Hacia mediados del periodo republicano, el desencanto de Camba propicia la aparición de su obra más conocida, Haciendo de República
(1934). Sus más mordaces textos datan de sus años republicanos. "Al
Real Cinema se le llamó Cine de la Ópera, y si el Royalty sigue siendo
el Royalty, es porque, según parece, nadie se ha enterado aún de que
royalty quiere decir realeza". Sin piedad, sobre cualquier asunto, las
columnas de Camba no dejan de aprovechar la oportunidad que ofrecen
ciertos ridículos. Ora se ríe cuando el Gobierno comprueba, desalentado,
"que no había cultos para la libertad de cultos", ora
arremete contra la ley del divorcio: "Tenemos divorcio, igual que todos
los países cultos y lo único lamentable es que la gente no se quiera
divorciar".
Camba no soportaba la vana fraseología revolucionaria de los socialistas
pareja a su gusto por la buena vida.

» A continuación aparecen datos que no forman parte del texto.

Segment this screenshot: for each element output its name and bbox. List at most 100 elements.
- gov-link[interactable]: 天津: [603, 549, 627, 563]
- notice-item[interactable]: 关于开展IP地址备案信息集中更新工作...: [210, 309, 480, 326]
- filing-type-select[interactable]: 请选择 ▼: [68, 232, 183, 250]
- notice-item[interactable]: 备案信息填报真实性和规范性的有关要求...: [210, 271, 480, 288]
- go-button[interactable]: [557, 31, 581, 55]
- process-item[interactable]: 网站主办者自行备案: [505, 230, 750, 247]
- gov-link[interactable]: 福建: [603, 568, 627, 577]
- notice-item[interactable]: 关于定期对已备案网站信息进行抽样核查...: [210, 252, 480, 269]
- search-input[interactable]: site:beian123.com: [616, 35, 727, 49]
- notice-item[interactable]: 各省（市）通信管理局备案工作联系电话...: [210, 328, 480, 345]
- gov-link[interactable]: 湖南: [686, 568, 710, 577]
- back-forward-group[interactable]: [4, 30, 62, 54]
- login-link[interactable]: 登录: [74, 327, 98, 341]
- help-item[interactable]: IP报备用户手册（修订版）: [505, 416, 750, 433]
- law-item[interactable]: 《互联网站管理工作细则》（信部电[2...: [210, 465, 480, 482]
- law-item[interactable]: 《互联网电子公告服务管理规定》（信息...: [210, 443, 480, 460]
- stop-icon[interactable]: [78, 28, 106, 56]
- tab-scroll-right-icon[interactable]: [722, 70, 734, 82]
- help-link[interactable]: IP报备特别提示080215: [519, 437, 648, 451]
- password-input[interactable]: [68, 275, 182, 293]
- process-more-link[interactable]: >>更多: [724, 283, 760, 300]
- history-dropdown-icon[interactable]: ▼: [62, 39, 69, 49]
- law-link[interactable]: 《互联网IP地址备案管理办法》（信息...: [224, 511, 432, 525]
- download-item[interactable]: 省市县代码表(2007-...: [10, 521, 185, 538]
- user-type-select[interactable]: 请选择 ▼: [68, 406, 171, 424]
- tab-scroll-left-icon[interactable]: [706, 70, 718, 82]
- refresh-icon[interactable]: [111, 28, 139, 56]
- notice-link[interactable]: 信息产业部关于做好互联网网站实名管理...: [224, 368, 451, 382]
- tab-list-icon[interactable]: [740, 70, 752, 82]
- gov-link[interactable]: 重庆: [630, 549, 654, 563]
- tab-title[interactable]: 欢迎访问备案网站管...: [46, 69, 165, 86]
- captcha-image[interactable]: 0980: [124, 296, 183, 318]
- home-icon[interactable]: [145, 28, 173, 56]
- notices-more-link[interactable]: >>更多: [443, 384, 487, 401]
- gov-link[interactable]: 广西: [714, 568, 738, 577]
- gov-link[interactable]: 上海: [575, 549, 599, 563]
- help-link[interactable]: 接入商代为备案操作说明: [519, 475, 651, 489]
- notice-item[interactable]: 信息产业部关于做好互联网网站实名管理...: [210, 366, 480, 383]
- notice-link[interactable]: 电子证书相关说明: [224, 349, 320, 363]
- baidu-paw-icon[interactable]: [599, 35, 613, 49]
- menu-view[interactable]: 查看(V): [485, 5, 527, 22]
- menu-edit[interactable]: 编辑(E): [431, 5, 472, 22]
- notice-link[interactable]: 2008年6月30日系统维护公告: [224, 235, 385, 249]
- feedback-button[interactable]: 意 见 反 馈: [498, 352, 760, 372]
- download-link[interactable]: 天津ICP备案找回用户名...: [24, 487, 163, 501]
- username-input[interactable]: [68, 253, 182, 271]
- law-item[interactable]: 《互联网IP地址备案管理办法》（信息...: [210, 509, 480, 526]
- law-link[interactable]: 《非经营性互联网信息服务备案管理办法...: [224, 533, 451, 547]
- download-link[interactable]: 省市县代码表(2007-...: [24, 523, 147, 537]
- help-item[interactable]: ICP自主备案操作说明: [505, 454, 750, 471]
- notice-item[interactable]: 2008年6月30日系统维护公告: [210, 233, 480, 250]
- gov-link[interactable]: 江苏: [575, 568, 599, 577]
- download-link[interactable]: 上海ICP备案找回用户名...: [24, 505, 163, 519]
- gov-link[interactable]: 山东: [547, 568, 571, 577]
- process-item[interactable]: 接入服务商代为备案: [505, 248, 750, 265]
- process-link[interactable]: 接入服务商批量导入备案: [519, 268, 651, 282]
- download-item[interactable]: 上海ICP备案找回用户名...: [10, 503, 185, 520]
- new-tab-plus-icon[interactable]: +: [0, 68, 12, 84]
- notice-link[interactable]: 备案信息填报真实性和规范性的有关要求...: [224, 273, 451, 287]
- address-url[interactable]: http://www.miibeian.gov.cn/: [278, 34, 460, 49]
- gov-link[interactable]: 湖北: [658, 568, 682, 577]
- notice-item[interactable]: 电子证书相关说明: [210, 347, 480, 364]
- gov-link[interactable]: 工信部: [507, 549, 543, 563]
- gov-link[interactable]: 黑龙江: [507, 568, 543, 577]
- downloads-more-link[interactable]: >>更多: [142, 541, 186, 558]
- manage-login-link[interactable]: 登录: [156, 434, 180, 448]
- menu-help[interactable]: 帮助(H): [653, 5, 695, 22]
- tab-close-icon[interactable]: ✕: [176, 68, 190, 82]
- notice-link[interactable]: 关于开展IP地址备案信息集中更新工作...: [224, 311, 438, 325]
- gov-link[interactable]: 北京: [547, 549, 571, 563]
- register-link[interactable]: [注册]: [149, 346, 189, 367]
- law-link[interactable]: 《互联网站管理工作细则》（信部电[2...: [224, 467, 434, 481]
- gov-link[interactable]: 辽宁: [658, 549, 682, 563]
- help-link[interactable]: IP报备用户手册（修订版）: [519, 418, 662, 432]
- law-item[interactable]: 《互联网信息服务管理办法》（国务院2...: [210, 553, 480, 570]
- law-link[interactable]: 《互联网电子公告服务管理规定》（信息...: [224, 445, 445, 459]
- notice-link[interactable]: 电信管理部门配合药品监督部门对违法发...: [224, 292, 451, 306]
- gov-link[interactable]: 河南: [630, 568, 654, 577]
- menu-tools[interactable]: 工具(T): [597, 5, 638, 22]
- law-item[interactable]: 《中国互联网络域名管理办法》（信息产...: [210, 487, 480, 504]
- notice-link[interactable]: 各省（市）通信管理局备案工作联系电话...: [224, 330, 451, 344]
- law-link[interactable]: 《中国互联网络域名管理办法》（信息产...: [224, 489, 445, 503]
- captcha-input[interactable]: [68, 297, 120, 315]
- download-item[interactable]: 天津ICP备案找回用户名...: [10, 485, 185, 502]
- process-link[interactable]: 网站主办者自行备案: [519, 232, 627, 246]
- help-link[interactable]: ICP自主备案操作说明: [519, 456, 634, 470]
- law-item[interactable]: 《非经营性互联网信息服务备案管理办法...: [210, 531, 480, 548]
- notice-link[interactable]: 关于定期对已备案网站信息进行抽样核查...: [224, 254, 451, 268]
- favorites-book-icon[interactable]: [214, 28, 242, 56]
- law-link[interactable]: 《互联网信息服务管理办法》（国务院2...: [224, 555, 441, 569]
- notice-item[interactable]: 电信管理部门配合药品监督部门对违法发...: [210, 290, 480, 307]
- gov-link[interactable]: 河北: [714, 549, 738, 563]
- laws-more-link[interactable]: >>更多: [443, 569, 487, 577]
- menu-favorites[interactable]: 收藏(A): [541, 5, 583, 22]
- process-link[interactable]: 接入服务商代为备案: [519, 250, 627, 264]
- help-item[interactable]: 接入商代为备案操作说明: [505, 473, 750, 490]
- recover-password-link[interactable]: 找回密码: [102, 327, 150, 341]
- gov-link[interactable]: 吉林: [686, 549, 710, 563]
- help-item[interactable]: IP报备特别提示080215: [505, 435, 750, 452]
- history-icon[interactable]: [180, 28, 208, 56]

Él, que escribía básicamente para
sí mismo, como sólo puede hacer aquél que luego gusta a tirios y
troyanos, no tragaba las imposturas, tan actuales... "¡Pobres magnates
del socialismo español, condenados a predicar la revolución social para
seguir disfrutando los encantos de la vida burguesa y sin poder
declararse nunca burgueses so pena de quedar convertidos, ipso facto, en unos tristes y paupérrimos proletarios!".
Tras la Guerra Civil, en la que apoyó a los nacionales, Camba se aparta
un tanto, trasiega Madrid, bebe en los cafés y reescribe y compila sus
escritos con títulos como Etc., etc. (1945), Mis mejores páginas (1956) Ni fuh ni fah (1957) o Millones al horno (1958). En 1951 recibe el Mariano de Cabia. Por aquellos días se decía de él que era el periodista mejor pagado de España.
En 1949 alquila habitación en el Palace y allí reside, circunscribiendo
poco a poco su movimiento a las cuatro paredes de su habitación, como un
fantasma, hasta su muerte el 28 de febrero de 1962, hace hoy 50 años.
"Pero mi soledad fue cosa de poco tiempo. El café, puesto en
peligro momentáneo por la proclamación de la República, no tardó en
renacer con nuevos bríos, merced a una copiosa y fecunda aportación de
sangre joven; pero esto no quita para que la defección de mis amigos sea algo imperdonable".